Contention 4: Disease

The plan solves terrorism by improving the perception of US presence – the US is key

Malcolm S. Morris, Chairman, The Millennium Water Alliance, and Donald M. Payne, US Representative, June 29, 2005
CQ Congressional Testimony, U.S. REPRESENTATIVE HENRY J. HYDE (R-IL) HOLDS HEARING ON GLOBAL WATER CRISIS, Lexis [Ramsey]

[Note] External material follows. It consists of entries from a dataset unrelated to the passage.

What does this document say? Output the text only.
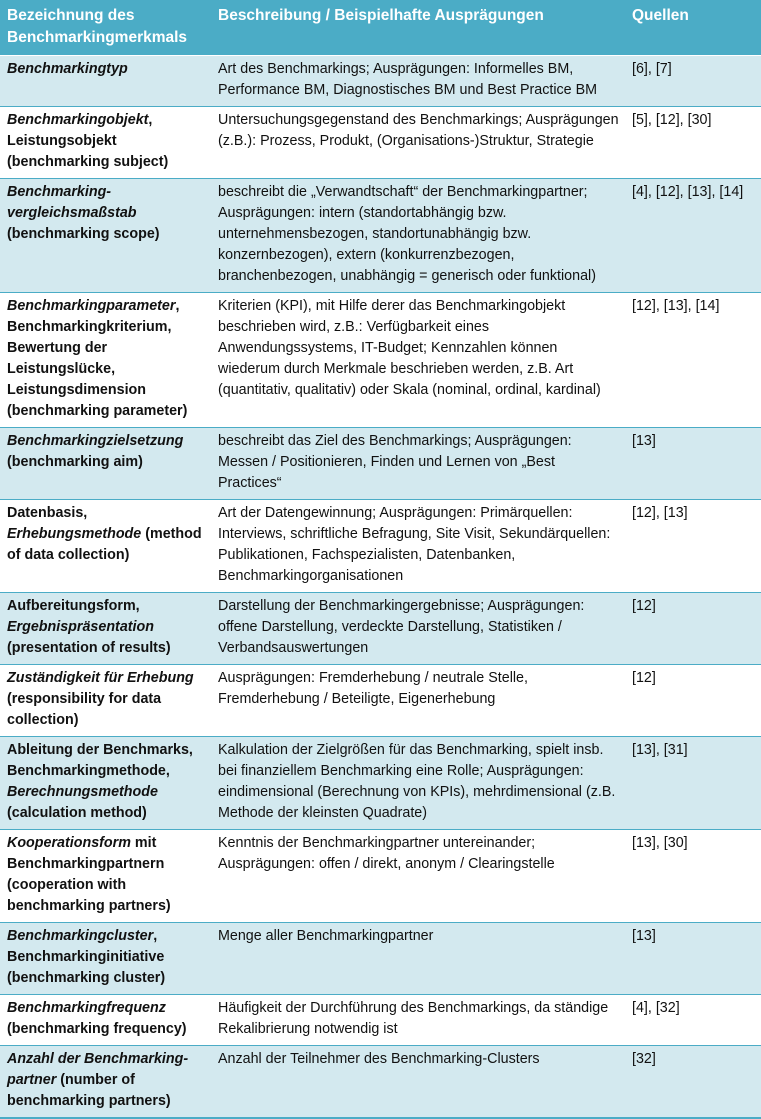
Bezeichnung des Benchmarkingmerkmals	Beschreibung / Beispielhafte Ausprägungen	Quellen
Benchmarkingtyp	Art des Benchmarkings; Ausprägungen: Informelles BM, Performance BM, Diagnostisches BM und Best Practice BM	[6], [7]
Benchmarkingobjekt, Leistungsobjekt (benchmarking subject)	Untersuchungsgegenstand des Benchmarkings; Ausprägungen (z.B.): Prozess, Produkt, (Organisations-)Struktur, Strategie	[5], [12], [30]
Benchmarking-vergleichsmaßstab (benchmarking scope)	beschreibt die „Verwandtschaft“ der Benchmarkingpartner; Ausprägungen: intern (standortabhängig bzw. unternehmensbezogen, standortunabhängig bzw. konzernbezogen), extern (konkurrenzbezogen, branchenbezogen, unabhängig = generisch oder funktional)	[4], [12], [13], [14]
Benchmarkingparameter, Benchmarkingkriterium, Bewertung der Leistungslücke, Leistungsdimension (benchmarking parameter)	Kriterien (KPI), mit Hilfe derer das Benchmarkingobjekt beschrieben wird, z.B.: Verfügbarkeit eines Anwendungssystems, IT-Budget; Kennzahlen können wiederum durch Merkmale beschrieben werden, z.B. Art (quantitativ, qualitativ) oder Skala (nominal, ordinal, kardinal)	[12], [13], [14]
Benchmarkingzielsetzung (benchmarking aim)	beschreibt das Ziel des Benchmarkings; Ausprägungen: Messen / Positionieren, Finden und Lernen von „Best Practices“	[13]
Datenbasis, Erhebungsmethode (method of data collection)	Art der Datengewinnung; Ausprägungen: Primärquellen: Interviews, schriftliche Befragung, Site Visit, Sekundärquellen: Publikationen, Fachspezialisten, Datenbanken, Benchmarkingorganisationen	[12], [13]
Aufbereitungsform, Ergebnispräsentation (presentation of results)	Darstellung der Benchmarkingergebnisse; Ausprägungen: offene Darstellung, verdeckte Darstellung, Statistiken / Verbandsauswertungen	[12]
Zuständigkeit für Erhebung (responsibility for data collection)	Ausprägungen: Fremderhebung / neutrale Stelle, Fremderhebung / Beteiligte, Eigenerhebung	[12]
Ableitung der Benchmarks, Benchmarkingmethode, Berechnungsmethode (calculation method)	Kalkulation der Zielgrößen für das Benchmarking, spielt insb. bei finanziellem Benchmarking eine Rolle; Ausprägungen: eindimensional (Berechnung von KPIs), mehrdimensional (z.B. Methode der kleinsten Quadrate)	[13], [31]
Kooperationsform mit Benchmarkingpartnern (cooperation with benchmarking partners)	Kenntnis der Benchmarkingpartner untereinander; Ausprägungen: offen / direkt, anonym / Clearingstelle	[13], [30]
Benchmarkingcluster, Benchmarkinginitiative (benchmarking cluster)	Menge aller Benchmarkingpartner	[13]
Benchmarkingfrequenz (benchmarking frequency)	Häufigkeit der Durchführung des Benchmarkings, da ständige Rekalibrierung notwendig ist	[4], [32]
Anzahl der Benchmarking-partner (number of benchmarking partners)	Anzahl der Teilnehmer des Benchmarking-Clusters	[32]
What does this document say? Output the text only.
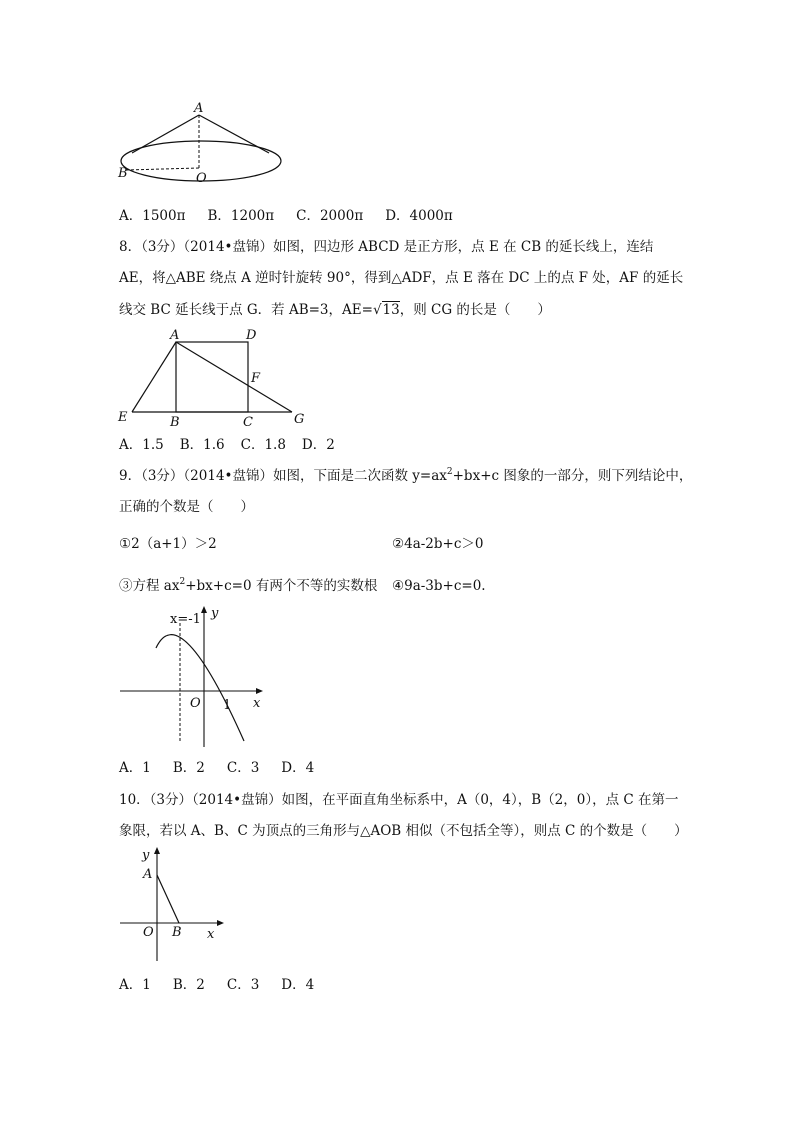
A
B	O
A．1500π B．1200π C．2000π D．4000π
8．（3分）（2014•盘锦）如图，四边形 ABCD 是正方形，点 E 在 CB 的延长线上，连结
AE，将△ABE 绕点 A 逆时针旋转 90°，得到△ADF，点 E 落在 DC 上的点 F 处，AF 的延长
线交 BC 延长线于点 G．若 AB=3，AE=√13，则 CG 的长是（　　）
A	D
F
E	B	C	G
A．1.5 B．1.6 C．1.8 D．2
9．（3分）（2014•盘锦）如图，下面是二次函数 $y=ax^2+bx+c$ 图象的一部分，则下列结论中，
正确的个数是（　　）
①2（a+1）＞2	②4a-2b+c＞0
③方程 $ax^2+bx+c=0$ 有两个不等的实数根 ④9a-3b+c=0.
x=-1 y
x
O 1
A．1 B．2 C．3 D．4
10．（3分）（2014•盘锦）如图，在平面直角坐标系中，A（0，4），B（2，0），点 C 在第一
象限，若以 A、B、C 为顶点的三角形与△AOB 相似（不包括全等），则点 C 的个数是（　　）
y
A
O B x
A．1 B．2 C．3 D．4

When we talked to them and we said to the assembled community, "We're from the U.S., our friends in America understand that water is life, and because we love them, and they along with USAID have provided the money for MWA to work in your community and provide this new water source," and I want to tell you, if everybody could have been there, the vote would have been 100 percent out of the Congress, because the people clapped, they jumped, they danced, and they screamed their support for the United States. There was no animosity. This was basic grass roots diplomacy in action. They told us later that the only time their community had seen aid before from the United States was in times of famine, but now USAID, with us, has come with water to help them produce their own crops and avoid the pangs of famine, and I could do nothing better to support this bill than give you that good report. PAYNE (?): Would the gentleman yield? (UNKNOWN): Yes. PAYNE (?): That was just the point I was trying to make earlier when I talked about the very small amount that was going into sub- Saharan Africa, and if we can show that America cares, if we show projects like this, if we show people that we do want to see their children grow up and women be free and so forth, we can prevent the 95 percent that we're spending in Iraq and the West Bank and all the rest. In other words, if we can nip the grounds for terrorism in the bud by small programs like that, then we don't have to spend the 95 percent over there.